Segundo a reportagem, os embarques americanos de etanol cresceram 20% no primeiro trimestre deste ano, alcançando 638 milhões de galões. Já no Brasil, a consultoria Datagro estima que as exportações podem mais que dobrar na safra 2026/27, passando de 1 bilhão para 2,2 bilhões de litros.

O movimento é impulsionado principalmente por países asiáticos, que estão aumentando a mistura de etanol na gasolina para reduzir a dependência de combustíveis fósseis e ampliar a segurança energética. Segundo Plinio Nastari, analista-chefe da Datagro, muitos desses países já produzem parte do etanol consumido, mas precisarão importar volumes adicionais para atender à nova demanda.

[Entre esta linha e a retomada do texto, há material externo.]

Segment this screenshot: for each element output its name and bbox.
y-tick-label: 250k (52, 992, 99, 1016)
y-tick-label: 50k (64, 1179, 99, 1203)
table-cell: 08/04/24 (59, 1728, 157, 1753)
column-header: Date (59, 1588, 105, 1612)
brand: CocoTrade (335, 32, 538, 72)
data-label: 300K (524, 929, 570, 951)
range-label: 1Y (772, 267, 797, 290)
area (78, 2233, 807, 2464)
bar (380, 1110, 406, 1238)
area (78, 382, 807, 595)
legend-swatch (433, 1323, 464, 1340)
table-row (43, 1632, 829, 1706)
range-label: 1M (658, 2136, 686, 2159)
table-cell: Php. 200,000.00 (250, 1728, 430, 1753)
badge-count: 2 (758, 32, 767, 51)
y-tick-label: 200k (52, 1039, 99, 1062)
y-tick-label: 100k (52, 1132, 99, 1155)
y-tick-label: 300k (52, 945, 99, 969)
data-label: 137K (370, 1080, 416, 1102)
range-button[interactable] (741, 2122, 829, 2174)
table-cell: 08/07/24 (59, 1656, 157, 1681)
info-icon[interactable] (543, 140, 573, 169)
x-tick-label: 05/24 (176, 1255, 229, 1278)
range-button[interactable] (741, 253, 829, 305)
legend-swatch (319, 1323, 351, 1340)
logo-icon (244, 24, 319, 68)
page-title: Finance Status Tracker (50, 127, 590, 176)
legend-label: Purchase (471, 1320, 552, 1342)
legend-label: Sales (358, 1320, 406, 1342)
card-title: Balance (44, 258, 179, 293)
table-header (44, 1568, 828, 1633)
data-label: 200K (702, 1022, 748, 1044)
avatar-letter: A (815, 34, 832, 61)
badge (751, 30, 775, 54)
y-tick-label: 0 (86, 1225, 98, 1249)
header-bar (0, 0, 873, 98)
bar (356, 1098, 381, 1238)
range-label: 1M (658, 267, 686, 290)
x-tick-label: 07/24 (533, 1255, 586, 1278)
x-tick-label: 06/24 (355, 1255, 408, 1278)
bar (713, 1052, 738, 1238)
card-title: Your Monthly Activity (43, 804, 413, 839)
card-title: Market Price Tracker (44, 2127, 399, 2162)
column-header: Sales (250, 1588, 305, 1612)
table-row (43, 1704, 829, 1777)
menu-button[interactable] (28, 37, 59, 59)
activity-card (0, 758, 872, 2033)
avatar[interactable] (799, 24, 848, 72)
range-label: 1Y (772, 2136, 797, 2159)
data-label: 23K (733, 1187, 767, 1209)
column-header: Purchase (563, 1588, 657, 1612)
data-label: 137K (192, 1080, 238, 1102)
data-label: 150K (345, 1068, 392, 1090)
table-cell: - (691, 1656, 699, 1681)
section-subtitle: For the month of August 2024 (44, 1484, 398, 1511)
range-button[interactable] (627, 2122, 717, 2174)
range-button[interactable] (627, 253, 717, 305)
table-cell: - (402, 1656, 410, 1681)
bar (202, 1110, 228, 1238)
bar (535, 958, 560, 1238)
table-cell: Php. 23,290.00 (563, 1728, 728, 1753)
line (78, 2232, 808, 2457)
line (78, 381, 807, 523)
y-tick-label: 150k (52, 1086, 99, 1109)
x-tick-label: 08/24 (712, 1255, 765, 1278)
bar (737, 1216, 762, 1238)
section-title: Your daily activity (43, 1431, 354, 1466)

Para o produtor rural, esse cenário pode representar uma pressão positiva sobre os preços do milho e da cana-de-açúcar. Isso porque a expansão da produção de etanol aumenta a demanda por matéria-prima, estimulando tanto o setor sucroenergético quanto os agricultores ligados ao milho.

No Brasil, a expectativa é de produção recorde de 41,4 bilhões de litros de etanol na safra 2026/27, com crescimento estimado em 4 bilhões de litros sobre a temporada anterior. Nos Estados Unidos, a associação Renewable Fuels Association projeta a adição de 1 bilhão de galões de capacidade produtiva nos próximos 12 a 18 meses.

A discussão sobre a expansão do mercado global de etanol não é nova. Ainda em 2007, os então presidentes George W. Bush e Luiz Inácio Lula da Silva discutiram uma parceria entre Brasil e Estados Unidos para fortalecer o comércio internacional do biocombustível.

Além da questão econômica, o avanço do etanol também está ligado à preocupação mundial com segurança energética. Especialistas do setor afirmam que muitos governos querem reduzir a dependência do petróleo do Oriente Médio, especialmente diante das incertezas geopolíticas da região.

Na prática, isso significa que o mercado de biocombustíveis pode ganhar ainda mais relevância nos próximos anos. Para quem produz cana ou milho, acompanhar o avanço das exportações e das políticas de mistura de etanol em outros países pode ajudar no planejamento da próxima safra e nas decisões de comercialização.